Insights into the mechanism of oxidation of dihydroorotate to orotate catalysed by human class 2 dihydroorotate dehydrogenase: a QM/MM free energy study

Abstract

The dihydroorotate dehydrogenase (DHOD) enzyme catalyzes the unique redox reaction in the de novo pyrimidine biosynthesis pathway. In this reaction, the oxidation of dihydroorotate (DHO) to orotate (OA) and reduction of the flavin mononucleotide (FMN) cofactor is catalysed by DHOD. The class 2 DHOD, to which the human enzyme belongs, was experimentally shown to follow a stepwise mechanism but the data did not allow the determination of the order of bond-breaking in a stepwise oxidation of DHO. The goal of this study is to understand the reaction mechanism at the molecular level of class 2 DHOD, which may aid in the design of inhibitors that selectively impact the activity of only certain members of the enzyme family.
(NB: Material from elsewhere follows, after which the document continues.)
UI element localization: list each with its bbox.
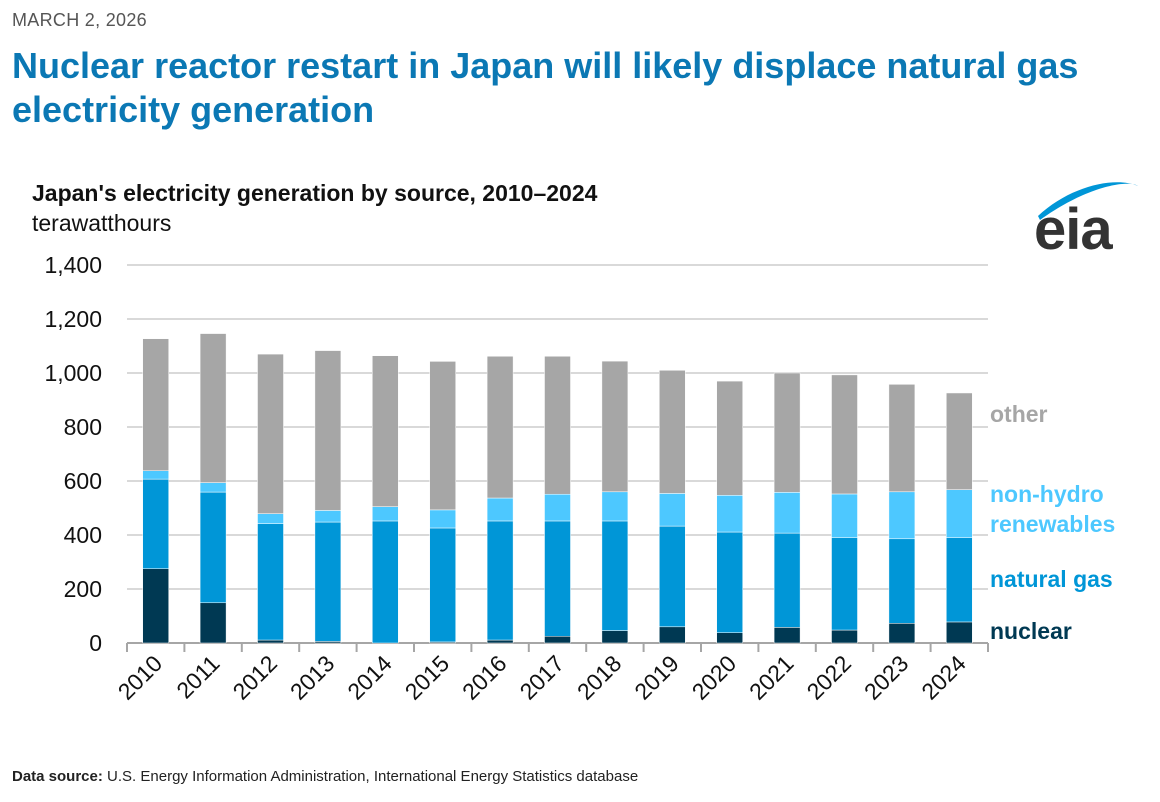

In this paper, the catalytic mechanism of oxidation of DHO to OA in human DHOD was studied using a hybrid Quantum Mechanical/Molecular Mechanical (QM/MM) approach and Molecular Dynamics (MD) simulations. The free energy barriers calculated reveal that the mechanism in human DHOD occurs via a stepwise reaction pathway. In the first step, a proton is abstracted from the C₅ of DHO to the deprotonated Ser215 side chain. Whereas, in the second step, the transfer of the hydride or hydride equivalent from the C₆ of DHO to the N₅ of FMN, where free energy barrier calculated by the DFT/MM level is 10.84 kcal mol⁻¹. Finally, a residual decomposition analysis was carried out in order to elucidate the influence of the catalytic region residues during DHO oxidation.